In the example, the search term is for the R programming language.

In [None]:
# Define a search query function


def search_query(q, text):
    """Search for a query within the text"""
    # For multiword queries
    if len(q.split(" ")) > 1:
        if q.lower() in answer.lower():
            return True
    else:
        # Transform to lowercase and remove punctuation
        # then search for a perfect match
        text = clean_text(text)
        if q.lower() in text:
            return True

In [None]:
# Try it yourself!
# Define a query below and re-run the cell
query = "R"

for index, row in resps.iterrows():
    answer = row["Q2"]

    if (type(answer) is str) and (len(answer) > 3):
        check_relevance = search_query(query, answer)
        if check_relevance is True:
            print(answer + "\n")

## Q3. What do you (mainly) use mybinder.org for?

This question was multiple choice and the purpose is to identify how mybinder.org is being used by the community.
The categories available for this question were:

- Reproducible publishing
- Pre-university teaching
- University teaching
- Workshops/training courses
- Demos and talks
- Documentation and examples
- Sharing and collaborating with a team
- Other

In [None]:
# Count categorical responses to Question 3
raw_dict = dict(Counter(resps["Q3"]))

# Remove NAN values
try:
    del raw_dict[np.nan]
except KeyError:
    pass

# Filter out the defined categories
categories = [key for key, value in raw_dict.items() if value >= 10]

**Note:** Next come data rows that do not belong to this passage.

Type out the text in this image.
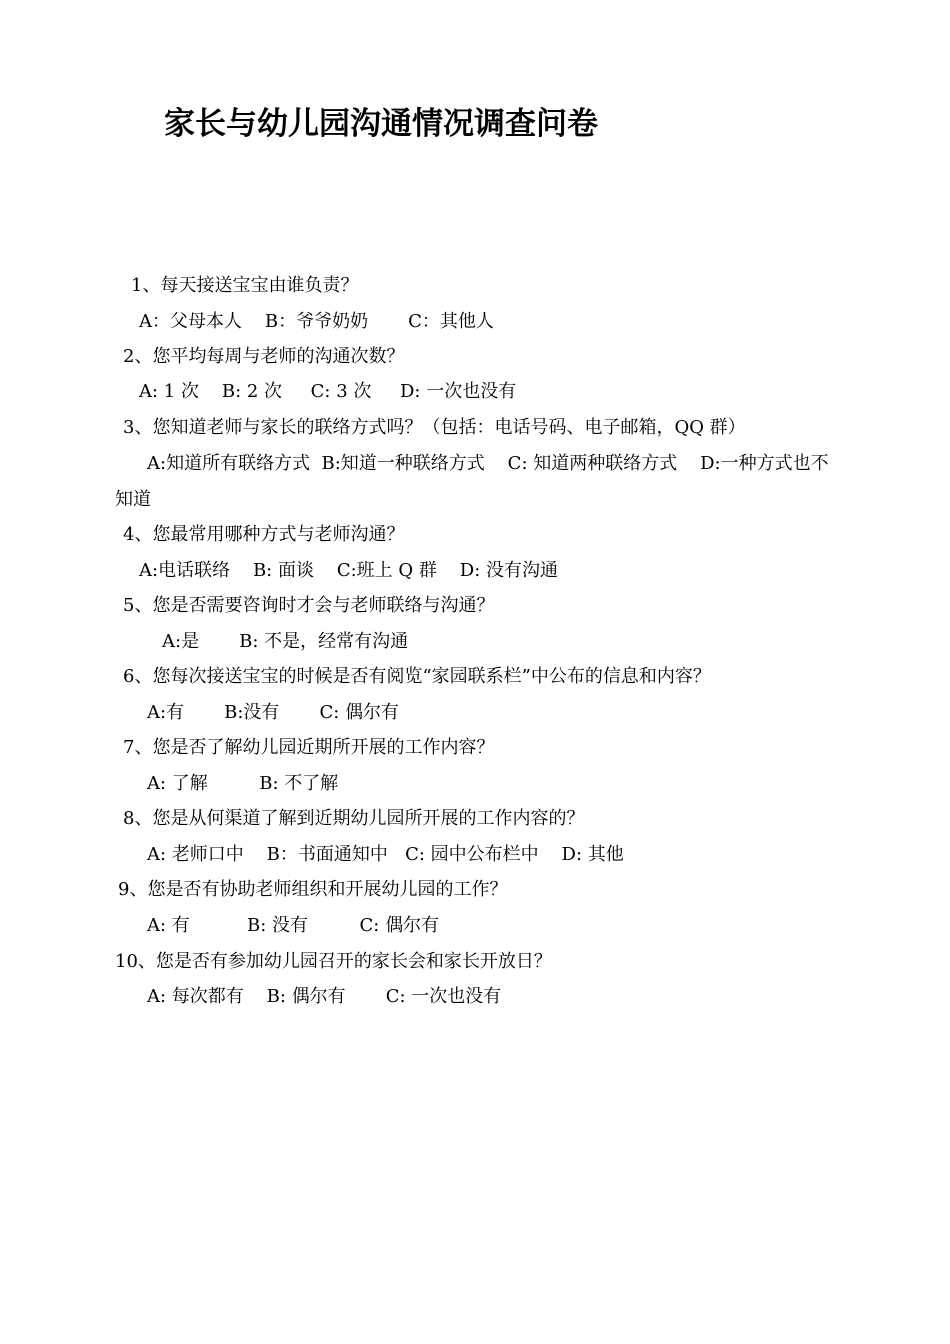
家长与幼儿园沟通情况调查问卷
1、每天接送宝宝由谁负责？
A：父母本人    B：爷爷奶奶       C：其他人
2、您平均每周与老师的沟通次数？
A: 1 次    B: 2 次     C: 3 次     D: 一次也没有
3、您知道老师与家长的联络方式吗？（包括：电话号码、电子邮箱，QQ 群）
A:知道所有联络方式  B:知道一种联络方式    C: 知道两种联络方式    D:一种方式也不
知道
4、您最常用哪种方式与老师沟通？
A:电话联络    B: 面谈    C:班上 Q 群    D: 没有沟通
5、您是否需要咨询时才会与老师联络与沟通？
A:是       B: 不是，经常有沟通
6、您每次接送宝宝的时候是否有阅览“家园联系栏”中公布的信息和内容？
A:有       B:没有       C: 偶尔有
7、您是否了解幼儿园近期所开展的工作内容？
A: 了解         B: 不了解
8、您是从何渠道了解到近期幼儿园所开展的工作内容的？
A: 老师口中    B：书面通知中   C: 园中公布栏中    D: 其他
9、您是否有协助老师组织和开展幼儿园的工作？
A: 有          B: 没有         C: 偶尔有
10、您是否有参加幼儿园召开的家长会和家长开放日？
A: 每次都有    B: 偶尔有       C: 一次也没有
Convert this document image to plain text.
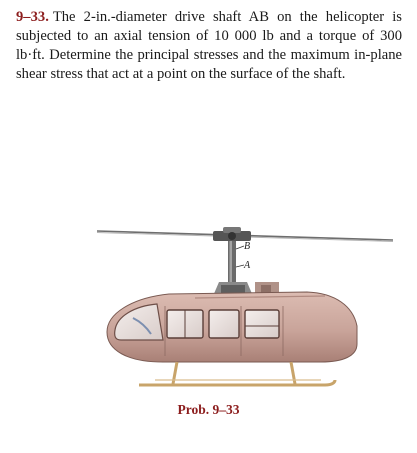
9–33. The 2-in.-diameter drive shaft AB on the helicopter is subjected to an axial tension of 10 000 lb and a torque of 300 lb·ft. Determine the principal stresses and the maximum in-plane shear stress that act at a point on the surface of the shaft.

B
A

Prob. 9–33
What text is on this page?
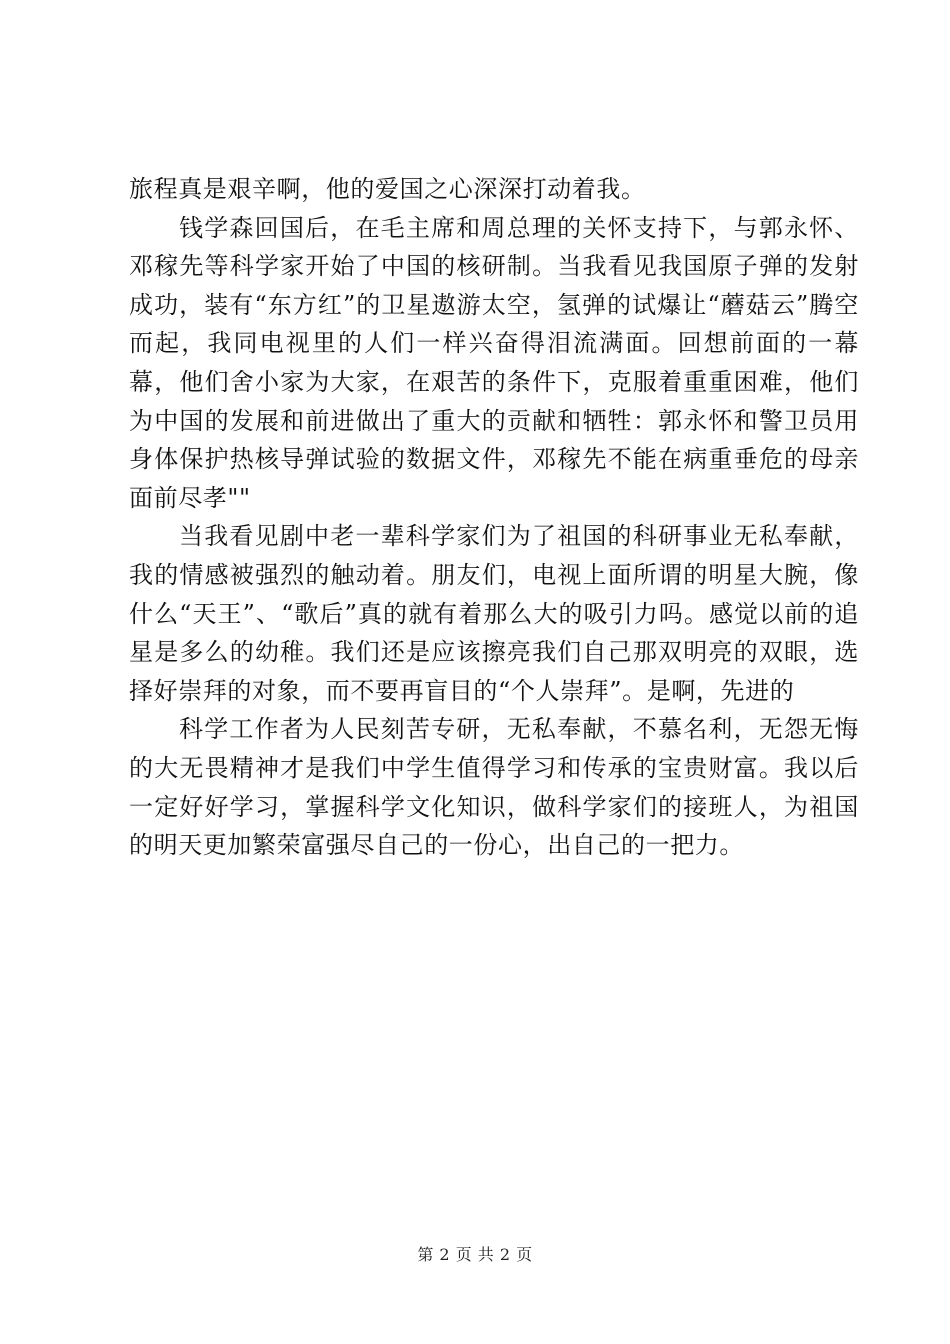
旅程真是艰辛啊，他的爱国之心深深打动着我。

钱学森回国后，在毛主席和周总理的关怀支持下，与郭永怀、邓稼先等科学家开始了中国的核研制。当我看见我国原子弹的发射成功，装有“东方红”的卫星遨游太空，氢弹的试爆让“蘑菇云”腾空而起，我同电视里的人们一样兴奋得泪流满面。回想前面的一幕幕，他们舍小家为大家，在艰苦的条件下，克服着重重困难，他们为中国的发展和前进做出了重大的贡献和牺牲：郭永怀和警卫员用身体保护热核导弹试验的数据文件，邓稼先不能在病重垂危的母亲面前尽孝""

当我看见剧中老一辈科学家们为了祖国的科研事业无私奉献，我的情感被强烈的触动着。朋友们，电视上面所谓的明星大腕，像什么“天王”、“歌后”真的就有着那么大的吸引力吗。感觉以前的追星是多么的幼稚。我们还是应该擦亮我们自己那双明亮的双眼，选择好崇拜的对象，而不要再盲目的“个人崇拜”。是啊，先进的

科学工作者为人民刻苦专研，无私奉献，不慕名利，无怨无悔的大无畏精神才是我们中学生值得学习和传承的宝贵财富。我以后一定好好学习，掌握科学文化知识，做科学家们的接班人，为祖国的明天更加繁荣富强尽自己的一份心，出自己的一把力。

第 2 页 共 2 页
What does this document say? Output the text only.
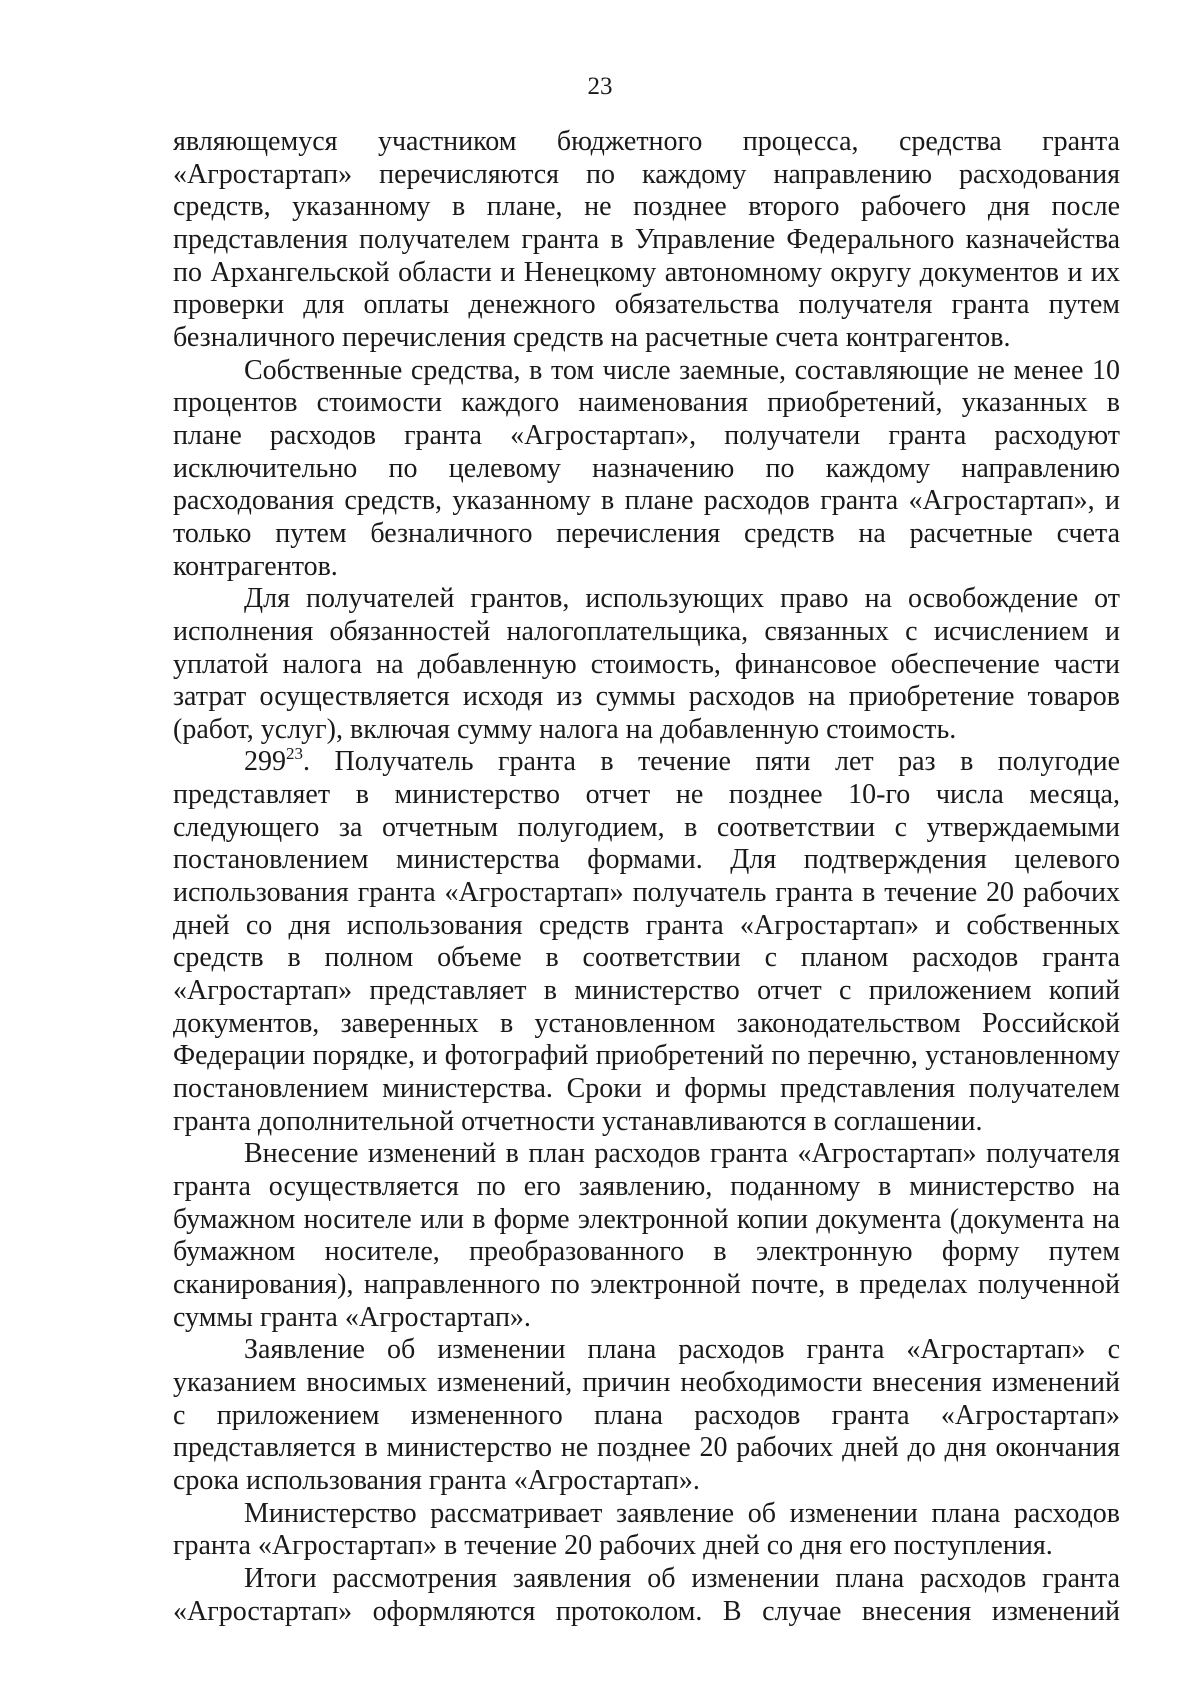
23

являющемуся участником бюджетного процесса, средства гранта «Агростартап» перечисляются по каждому направлению расходования средств, указанному в плане, не позднее второго рабочего дня после представления получателем гранта в Управление Федерального казначейства по Архангельской области и Ненецкому автономному округу документов и их проверки для оплаты денежного обязательства получателя гранта путем безналичного перечисления средств на расчетные счета контрагентов.

Собственные средства, в том числе заемные, составляющие не менее 10 процентов стоимости каждого наименования приобретений, указанных в плане расходов гранта «Агростартап», получатели гранта расходуют исключительно по целевому назначению по каждому направлению расходования средств, указанному в плане расходов гранта «Агростартап», и только путем безналичного перечисления средств на расчетные счета контрагентов.

Для получателей грантов, использующих право на освобождение от исполнения обязанностей налогоплательщика, связанных с исчислением и уплатой налога на добавленную стоимость, финансовое обеспечение части затрат осуществляется исходя из суммы расходов на приобретение товаров (работ, услуг), включая сумму налога на добавленную стоимость.

$299^{23}$. Получатель гранта в течение пяти лет раз в полугодие представляет в министерство отчет не позднее 10-го числа месяца, следующего за отчетным полугодием, в соответствии с утверждаемыми постановлением министерства формами. Для подтверждения целевого использования гранта «Агростартап» получатель гранта в течение 20 рабочих дней со дня использования средств гранта «Агростартап» и собственных средств в полном объеме в соответствии с планом расходов гранта «Агростартап» представляет в министерство отчет с приложением копий документов, заверенных в установленном законодательством Российской Федерации порядке, и фотографий приобретений по перечню, установленному постановлением министерства. Сроки и формы представления получателем гранта дополнительной отчетности устанавливаются в соглашении.

Внесение изменений в план расходов гранта «Агростартап» получателя гранта осуществляется по его заявлению, поданному в министерство на бумажном носителе или в форме электронной копии документа (документа на бумажном носителе, преобразованного в электронную форму путем сканирования), направленного по электронной почте, в пределах полученной суммы гранта «Агростартап».

Заявление об изменении плана расходов гранта «Агростартап» с указанием вносимых изменений, причин необходимости внесения изменений с приложением измененного плана расходов гранта «Агростартап» представляется в министерство не позднее 20 рабочих дней до дня окончания срока использования гранта «Агростартап».

Министерство рассматривает заявление об изменении плана расходов гранта «Агростартап» в течение 20 рабочих дней со дня его поступления.

Итоги рассмотрения заявления об изменении плана расходов гранта «Агростартап» оформляются протоколом. В случае внесения изменений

# Construct a dictionary with non-specified answers concatenated into "Other"
concat_dict = {"Other": 0}
for key, value in raw_dict.items():
    if key in categories:
        concat_dict[key] = value
    else:
        concat_dict["Other"] += 1

# Create pie plot of results
concat_df = pd.Series(concat_dict)
concat_df.sort_values(ascending=False, inplace=True)
concat_df.plot(kind="pie", title=titles[2])
plt.ylabel("")

# Calculate percentage
percentages = 100 * (concat_df.values / concat_df.sum())